I architect systems that make analyzing large data sets easier and more efficient. My current focus is simplifying the process of designing hardware accelerators for specific tasks including data-parallel pipelines and image processing. In the past, I've worked on decreasing the costs of using CNNs for computer vision tasks and using distributed computing to quality control and model large financial data sets. I'm supported by a NSF Graduate Research Fellowship and a Stanford Graduate Fellowship in Science and Engineering.
Designing efficient, application-specialized
hardware accelerators requires assessing trade-offs
between a hardware module's performance and resource
requirements. To facilitate hardware design space
exploration, we describe Aetherling, a system for
automatically compiling data-parallel programs into
statically scheduled, streaming hardware circuits.
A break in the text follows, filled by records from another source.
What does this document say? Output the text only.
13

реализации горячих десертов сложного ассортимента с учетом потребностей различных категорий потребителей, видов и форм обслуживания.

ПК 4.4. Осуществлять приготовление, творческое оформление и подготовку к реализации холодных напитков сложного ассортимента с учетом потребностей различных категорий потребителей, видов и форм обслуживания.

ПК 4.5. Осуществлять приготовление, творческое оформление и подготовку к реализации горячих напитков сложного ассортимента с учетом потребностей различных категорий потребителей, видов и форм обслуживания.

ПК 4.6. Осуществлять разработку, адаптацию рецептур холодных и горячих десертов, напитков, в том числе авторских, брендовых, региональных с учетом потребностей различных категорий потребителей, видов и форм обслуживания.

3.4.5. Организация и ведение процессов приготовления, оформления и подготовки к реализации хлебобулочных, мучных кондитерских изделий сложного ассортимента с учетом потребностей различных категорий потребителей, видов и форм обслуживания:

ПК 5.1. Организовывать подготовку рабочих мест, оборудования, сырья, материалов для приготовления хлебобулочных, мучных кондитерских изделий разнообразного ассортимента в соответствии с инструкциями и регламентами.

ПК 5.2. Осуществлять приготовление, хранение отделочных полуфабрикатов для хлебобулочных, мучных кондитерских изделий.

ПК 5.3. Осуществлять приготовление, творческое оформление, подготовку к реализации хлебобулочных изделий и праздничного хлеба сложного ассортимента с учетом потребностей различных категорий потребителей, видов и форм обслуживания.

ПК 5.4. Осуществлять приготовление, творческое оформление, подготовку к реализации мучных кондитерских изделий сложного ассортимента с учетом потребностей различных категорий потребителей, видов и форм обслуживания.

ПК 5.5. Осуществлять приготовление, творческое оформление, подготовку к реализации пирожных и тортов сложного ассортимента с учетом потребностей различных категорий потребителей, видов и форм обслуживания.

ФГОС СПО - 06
Aetherling contributes a space- and time-aware
intermediate language featuring data-parallel
operators that represent parallel or sequential
hardware modules, and sequence data types that
encode a module's throughput by specifying when
sequence elements are produced or consumed. As a
result, well-typed operator composition in the
space-time language corresponds to connecting
hardware modules via statically scheduled, streaming
We provide rules for transforming programs written
in a standard data-parallel language (that carries
no information about hardware implementation)
into equivalent space-time language programs. We
then provide a scheduling algorithm that searches
over the space of transformations to quickly
generate area-efficient hardware designs that
achieve a programmer-specified throughput. Using
benchmarks from the image processing domain, we
demonstrate that Aetherling enables rapid exploration of
hardware designs with different throughput and area
characteristics, and yields results that require
1.8-7.9x fewer FPGA slices than those of
prior hardware generation systems.
Stanford AHA Monthly Meeting - October 2020
Reconfigurable accelerators promise an exciting
set of benefits compared to other processors in
the cloud and on mobile devices. They can enable
application implementations that are more
parallel, more energy efficient, and have lower
latency. However, it can be challenging to
predict the real-world situations where
reconfigurability delivers these benefits. In
this talk, I will examine five benchmarks that
represent workloads interesting to Adobe. These
benchmarks show that there is a precise niche of
applications that benefit from
reconfigurability: applications that can be
implemented in a manner that takes advantage of
custom cache hierarchies and specialized
functional units. For other applications, there
are other ways to improve performance including
programming languages and compilers that
efficiently use existing, non-reconfigurable
accelerators with greater peak compute
performance and memory bandwidth.
PLDI 2020 - June 2020
The conference talk for the Aetherling paper.
In this talk, I focus on Aetherling's data-parallel
IR with space- and time-types, a higher-level input
language whose types are unaware of space and time,
and a simple set of rewrite rules for converting
from the higher-level language to the space-time IR.
Spark Summit East 2016 - February 2016
TopNotch is a framework for quality controlling big data through data quality metrics that scale up to large data sets, across schemas, and throughout large teams. TopNotch's SQL-based interface enables users across the technical spectrum to quality control data sets in their areas of expertise and understand data sets from other areas. I was the project lead and main developer for TopNotch while I worked at BlackRock.
Spark-NYC Meetup - September 2015
This presentation addresses the disparity between the current and desired big data user experiences. In this presentation, I demonstrate a web application with a scatterplot matrix visualization that allows non-technical users to utilize Spark to analyze large data sets.